Bonaparte was circumspect as well, carefully avoiding asking Audubon too many questions. But he could easily have checked out his new friend's story.
Jacques-Louis David, Audubon's supposed teacher, had recently painted portraits of Bonaparte's wife and sister-in-law. And Louisiana was not the faraway place to Bonaparte that Audubon assumed it was in claiming it as home.
Bonaparte's father had negotiated the 1801 treaty with Spain that ceded the territory to France—two years before his uncle Napoleon sold it to Thomas Jefferson.

Audubon's company stole some of the luster from Bonaparte's reputation around Philadelphia. They seemed an odd, guileless pair—one compact and neat, the other a hulk fresh out of the woods, both of them so animated and eager, so
French
. Their manners were foreign and their instincts for doing the wrong thing infallible. After the disastrous visit to the academy, Bonaparte had another idea.
He took Audubon to see Philadelphia's most accomplished engraver, a man named Alexander Lawson. Lawson, who had engraved the plates for
American Ornithology
and who had stood by Wilson during the arduous years of its production, had already heard all about Audubon from George Ord. Bonaparte and Audubon called at Lawson's shop one morning early enough to wake him up.

Lawson could not believe that Bonaparte took Audubon seriously. Flipping through Audubon's portfolio, Lawson repeated Ord's complaints about the drawings. They were too big. The images were mushy and in some cases wrong. The birds looked unnatural. He told Audubon he could understand why some people liked his work—it really wasn't
bad for a self-taught amateur. But ornithology, Lawson said, was about “truth” and “correct lines.” When Audubon mentioned his training under David, Lawson was incredulous. He was even more put out when Bonaparte suggested that he wanted to publish some of Audubon's drawings. “
You may buy them,” Lawson said, “but I will not engrave them.”

Audubon was not without supporters.
Charles-Alexandre Lesueur, a fellow French expatriate and illustrator who had discovered more than two thousand new species of fish on a daring expedition to the South Pacific, considered Audubon's drawings brilliant. But he suggested that Audubon would be more likely to find a publisher for them in Europe. Lesueur cosponsored Audubon's nomination to the academy. Although the bylaws stipulated that election of a new member required a unanimous vote, this was not normally a great obstacle.
Admission to the academy after being nominated was almost automatic.

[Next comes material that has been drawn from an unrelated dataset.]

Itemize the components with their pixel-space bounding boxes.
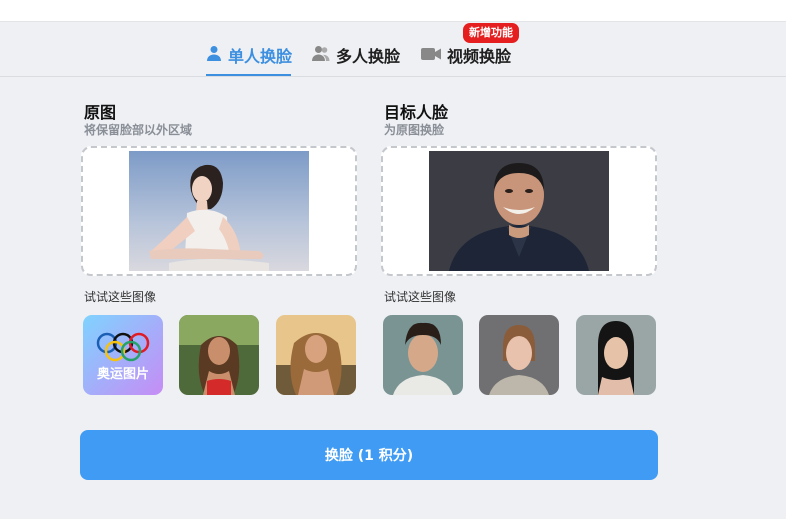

So the vote on Audubon, in the face of stiff opposition to his election, was an unusual one. Members cast their votes by dropping either a white (yes) or a black (no) marble into a small wooden box. Ord, though he could have blocked Audubon's election by himself, lobbied against Audubon's suitability and expected support from his colleagues. He got it.
When the vote for Audubon was counted on August 31 he had been officially blackballed.

Audubon was, by then, long gone. Sensing that the situation in Philadelphia was hopeless, he decided not to wait out his rejection at the academy and instead left for New York at the start of August. He found the city empty in the heat of late summer—and learned that word of his failure in Philadelphia was already spreading. Facing dim prospects of finding a publisher for his drawings, Audubon visited the Lyceum, New York's version of Philadelphia's Academy of Natural Sciences.
His work was so admired there that he was invited to deliver a paper and was hastily elected a member.
But he continued to feel uncomfortable in these gatherings, and grew increasingly “cloudy and depressed” in the city.
Audubon entertained the contradictory thought, reflecting his doubt and ambition all at once, that he had wasted his life and might “die unknown.” After a few weeks he decided to return to Louisiana.
He took his time, traveling through upstate New York, earning a few dollars sketching landscapes as he went. He idled for weeks watching the waterfowl massing ahead of
their migrations before making his way to Pittsburgh, where he managed to buy a skiff and head downriver.
Unshaven and wearing moccasins, he visited Victor at Shippingport, where he endured the stares of townsfolk appalled at his appearance. By the time he got home it was late fall. He had been gone for more than a year.